If the essence of your art is to poke fun at pomposity then there could scarcely be a more inviting target.
"A teacup waiting for a storm to happen," is how one observer once described the sport. And there is something wonderfully recondite about those periodic squalls that blow through golf. In a more sensibly constructed universe, it would be a matter of no consequence whatsoever that a grown man should pluck a dead leaf out of a scraping of sand before hitting a little white ball with a stick but, in golf, that simple action provokes much furrowing of brows, much stroking of chins and much high-camp hysteria all round.
Which is all very funny when you watch from the sidelines, but take to the fairways and you quickly discover what all this pedantry is for. In golf, rules is rules for the very good reason that life is actually simpler that way, and pity help a player who should try to bend them.
A player like Simon Dyson, for instance. A few days ago, playing in the BMW Shanghai Masters at Lake Malaren, Dyson blew his chances of victory - and, potentially, his good name - when he appeared to tap his ball down on a spot between his marker and the cup. Whether he was flattening a spike mark or a passing aphid is not exactly clear, but it was a matter beyond all doubt whatsoever that he had contravened rule 16-1a, which forbids a player from touching the line of a putt.
The incident was spotted by one of those eagle-eyed armchair umpires who appear to revel in such infractions. The call went in to the European Tour headquarters at Wentworth, the message was relayed to the on-course referee John Paramor, the footage was reviewed and Dyson was disqualified (on the even more arcane basis that he had signed for a wrong score because he had failed to penalise himself).

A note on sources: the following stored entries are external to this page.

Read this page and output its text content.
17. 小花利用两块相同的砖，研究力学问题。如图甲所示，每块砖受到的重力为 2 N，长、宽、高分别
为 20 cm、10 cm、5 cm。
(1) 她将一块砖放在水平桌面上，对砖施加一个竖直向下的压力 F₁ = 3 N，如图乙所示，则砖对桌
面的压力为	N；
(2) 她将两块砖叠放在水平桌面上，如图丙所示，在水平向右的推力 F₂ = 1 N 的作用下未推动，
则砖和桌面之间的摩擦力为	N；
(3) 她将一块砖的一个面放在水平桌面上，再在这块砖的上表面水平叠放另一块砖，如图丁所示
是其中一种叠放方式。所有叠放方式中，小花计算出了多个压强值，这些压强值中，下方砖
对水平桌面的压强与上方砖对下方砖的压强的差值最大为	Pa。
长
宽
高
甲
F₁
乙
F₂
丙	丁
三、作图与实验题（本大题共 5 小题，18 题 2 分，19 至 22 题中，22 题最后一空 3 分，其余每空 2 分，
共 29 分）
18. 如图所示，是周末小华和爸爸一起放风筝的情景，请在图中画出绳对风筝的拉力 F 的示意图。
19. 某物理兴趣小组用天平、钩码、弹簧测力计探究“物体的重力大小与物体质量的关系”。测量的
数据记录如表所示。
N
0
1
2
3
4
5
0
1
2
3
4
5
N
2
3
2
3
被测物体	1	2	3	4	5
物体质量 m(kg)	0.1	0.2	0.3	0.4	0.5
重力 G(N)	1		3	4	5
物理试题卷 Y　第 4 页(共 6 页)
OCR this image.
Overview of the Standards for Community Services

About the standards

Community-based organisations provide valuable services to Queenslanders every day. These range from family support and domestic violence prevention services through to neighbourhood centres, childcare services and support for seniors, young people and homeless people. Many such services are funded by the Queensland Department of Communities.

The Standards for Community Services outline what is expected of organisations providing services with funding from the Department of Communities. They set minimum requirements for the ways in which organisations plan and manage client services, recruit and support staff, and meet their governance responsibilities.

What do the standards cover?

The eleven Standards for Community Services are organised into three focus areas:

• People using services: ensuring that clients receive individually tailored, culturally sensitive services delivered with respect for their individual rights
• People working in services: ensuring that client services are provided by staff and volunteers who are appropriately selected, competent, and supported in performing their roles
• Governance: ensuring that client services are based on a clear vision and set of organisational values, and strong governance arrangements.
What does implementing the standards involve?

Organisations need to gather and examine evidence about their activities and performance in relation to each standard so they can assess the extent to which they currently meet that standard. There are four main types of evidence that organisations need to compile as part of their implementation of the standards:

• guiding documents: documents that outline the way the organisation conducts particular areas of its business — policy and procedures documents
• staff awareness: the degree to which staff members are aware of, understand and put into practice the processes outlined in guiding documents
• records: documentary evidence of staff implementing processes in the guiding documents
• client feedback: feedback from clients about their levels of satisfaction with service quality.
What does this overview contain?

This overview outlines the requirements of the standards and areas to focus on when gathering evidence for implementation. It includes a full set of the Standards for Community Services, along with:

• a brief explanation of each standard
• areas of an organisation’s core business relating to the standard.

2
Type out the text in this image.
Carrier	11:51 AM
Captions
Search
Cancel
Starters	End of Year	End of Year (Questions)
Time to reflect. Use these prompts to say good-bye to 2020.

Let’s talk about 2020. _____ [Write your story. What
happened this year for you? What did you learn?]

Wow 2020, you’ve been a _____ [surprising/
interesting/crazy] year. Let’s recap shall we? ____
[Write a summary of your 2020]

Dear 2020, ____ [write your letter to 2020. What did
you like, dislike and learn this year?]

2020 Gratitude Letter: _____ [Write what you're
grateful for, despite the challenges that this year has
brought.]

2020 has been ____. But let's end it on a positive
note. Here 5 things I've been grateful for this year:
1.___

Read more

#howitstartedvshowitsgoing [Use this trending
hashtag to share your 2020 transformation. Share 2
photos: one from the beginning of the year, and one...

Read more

Now, being a bit of an eagle-eyed armchair umpire myself, I've watched the video a number of times since. Dyson's offence is obvious, but what is not so clear is his intent. The Englishman is known as a fidgety player, and his action is more easily interpreted as a nervous twitch than a genuinely sinister attempt to gain unfair advantage. But, as I say, rules is rules, and, in this case, a rule was broken. Expensively, too, as a good result in China would have got Dyson into the Tour's lucrative season-ending finale in Dubai next month.
Punishment enough? You'd think so. But no sooner had the distraught Dyson boarded his flight back home than a whispering campaign began in his wake. According to reports, "four members" of the Tour's players' committee were "outraged" by the incident. There is talk now of a misconduct charge, a hefty fine and even a suspension. Apparently, he is in "for a shower of locker-room abuse" at his next tournament.
Well how about a shower of contempt for those players who are the anonymous sources of this story as well? Their outrage would be easier to swallow if even one of them had had the guts to remove the cloak of anonymity and put his name to their criticisms of Dyson. If you're going to call a man a cheat then you should have the courage to do so to his face, not by way of a whispering campaign and unattributable briefings.
For the life of me, I can't see that Dyson's action could be proved beyond reasonable doubt to be intentional cheating, which is surely the test that has to be satisfied. Whatever the findings of the internal review the European Tour has now established, though, the whiff of suspicion will linger long and damagingly around his name. Maybe his accusers would prefer him to own up to his guilt. But then maybe they should set an example by owning up to their own identities first.
AND ANOTHER THING
There are times when the R&A would struggle to see sense if the word was written in 20ft high letters on a billboard halfway down the first fairway at St Andrews. But credit to them this time, for drawing a line under the farce that has been International Final Qualifying for the Open Championship.
The IFQ route, introduced in 2004, involved 36-hole qualifying events in Australasia, Asia, Africa, the United States and Europe. Inevitably, players who felt they were out of the running after 18 holes withdrew in huge numbers; 29 pulled out of the event at Sunningdale this year. The new system will use 14 existing professional tournaments, adding prestige and excitement in the process.
The even better news is that the Aberdeen Asset Management Scottish Open, the final event before next year's Open at Hoylake, will be one of them.